Excerpts: Hindery v Adjei, 2018 N.Y. Slip Op. 31741.

  • Defendants OHENEBA BOACHIE ADJEI, M.D. (“Dr. Boachie”), HOSPITAL FOR SPECIAL SURGERY, and JOHN DOE, (“defendants”) move, by order to show cause, and pursuant to CPLR § 3025, for leave to amend their Answer to include as affirmative defenses (1) superseding, intervening, and independent causes, (2) CPLR § 4545 collateral source offset, and (3) failure to mitigate damages.
  • Defendants also seek leave to conduct discovery including (1) a physical examination of plaintiff LEO HINDERY, JR. (“plaintiff”), (2) a further deposition of plaintiff regarding additional surgeries and treatment from his last deposition on July 6, 2016 to the present, (3) authorizations for (a) United Healthcare, (b) Farah Hameed, M.D., (“Dr. Hameed”), and (c) New York Columbia Presbyterian Hospital (“NYPH”), (4) Arons authorizations for subsequent treating spine surgeons George DiGiacinto, M.D. (“Dr. DiGiacinto”), Lawrence Lenke, M.D. (“Dr. Lenke”), and Daniel Riew, M.D. (“Dr. Riew”), and (5) a copy of plaintiff, MARY PATRICIA WHEELER’S (“Mrs. Wheeler”) Facebook account.
  • Plaintiffs LEO HINDERY, JR. and MARY PATRICIA WHEELER (“plaintiffs”) oppose the application. For the reasons discussed below, the motion is granted.
  • Defendants conducted partial discovery based on Medicare and Aetna authorizations. Defendants allege that updated Aetna records indicate that plaintiff terminated that policy in 2016, but failed to provide authorizations for plaintiff’s new health insurer. On September 19, 2016, a status conference order directed plaintiff’s physical examination to be held within 120 days of the order.
  • Defendants further highlight that because plaintiff’s past medical treatment was covered by Medicare and Aetna, and his future medical treatment will be covered by Medicare and a private insurance policy (most likely United Healthcare) or some other secondary payer health insurance policy, defendants are entitled to a collateral source offset for plaintiff’s past and future medical care.
  • Defendants contend that after plaintiff left Dr. Boachie’s care in October 2013, he had seven additional spine surgeries between 2013 and 2017 and eight hand surgeries. Specifically, defendants highlight that three of the spine surgeries and four of the hand surgeries took place after plaintiff’s last deposition on July 3, 2016 and after the filing of the note of issue on September 16, 2016.
  • Defendants also request properly executed authorizations for NYPH since plaintiff underwent two spine surgeries by Dr. Lenke and three additional spine surgeries by Dr. Riew.
  • Lastly, defendants demand a copy of Mrs. Wheeler’s Facebook account to determine whether plaintiff’s activities displayed on his wife’s Facebook are consistent with his claims of functional limitations, including limitations of physical activity.
  • In reply, defendants note that although plaintiffs agreed to the produce plaintiff for a further deposition so long as it was limited to a single three-to-four hours session, plaintiffs withdrew the offer when defendants reserved their right to additional sessions. Plaintiffs also agreed to a physical examination of plaintiff subject to their approval of the physician, and provided that the examination will not involve invasive testing, including EMG or radiographic imaging.

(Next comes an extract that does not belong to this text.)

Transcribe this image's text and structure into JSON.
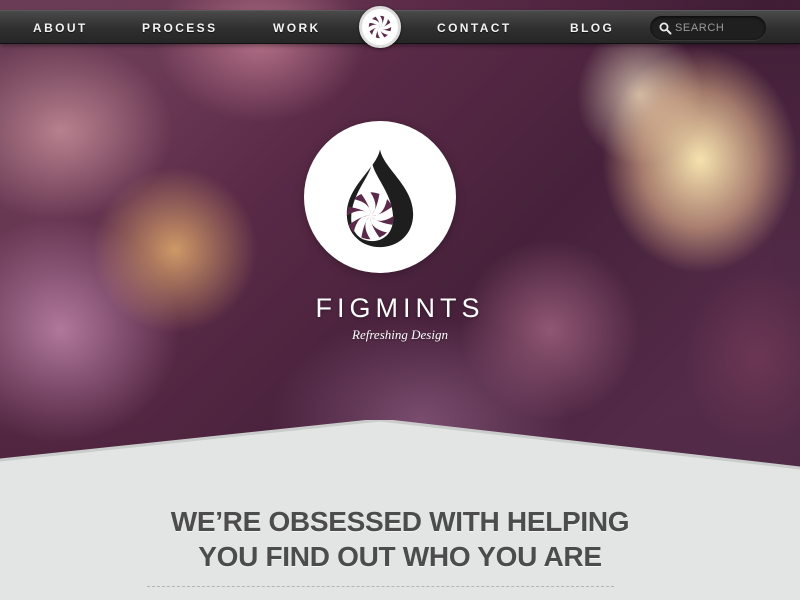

  • Defendants also indicate that because plaintiff underwent multiple additional surgeries post-note of issue in December 2016, and January, February, March, July, and August of 2017, they were not able to assert this defense sooner (Sheets v. Liberty Alls., LLC, 37 A.D.3d 170, 171 [1st Dept. 2007]

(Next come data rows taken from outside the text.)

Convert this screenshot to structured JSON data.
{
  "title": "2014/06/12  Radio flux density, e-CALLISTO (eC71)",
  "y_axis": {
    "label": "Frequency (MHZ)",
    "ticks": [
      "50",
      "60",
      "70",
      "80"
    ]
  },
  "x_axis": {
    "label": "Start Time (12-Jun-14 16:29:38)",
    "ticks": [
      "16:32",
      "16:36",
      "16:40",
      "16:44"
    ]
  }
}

  • Likewise, defendants have sufficiently shown merit to their mitigation of damages defense by noting that plaintiffs have submitted a life care plan with an estimated total dollar value for plaintiff’s future life care and that plaintiffs’ expert life care planner intends to testify about plaintiff’s future medical expenses.
  • Defendants explain that they intend to demonstrate that plaintiffs’ life care estimate is excessive, and because such expenses can be reduced dramatically for the same, if not better quality of care, plaintiffs have a duty to mitigate their future expenses for plaintiff’s life care plan (Edwards, 139 A.D.3d at 659, supra; Favia, 119 A.D.3d at 837, supra).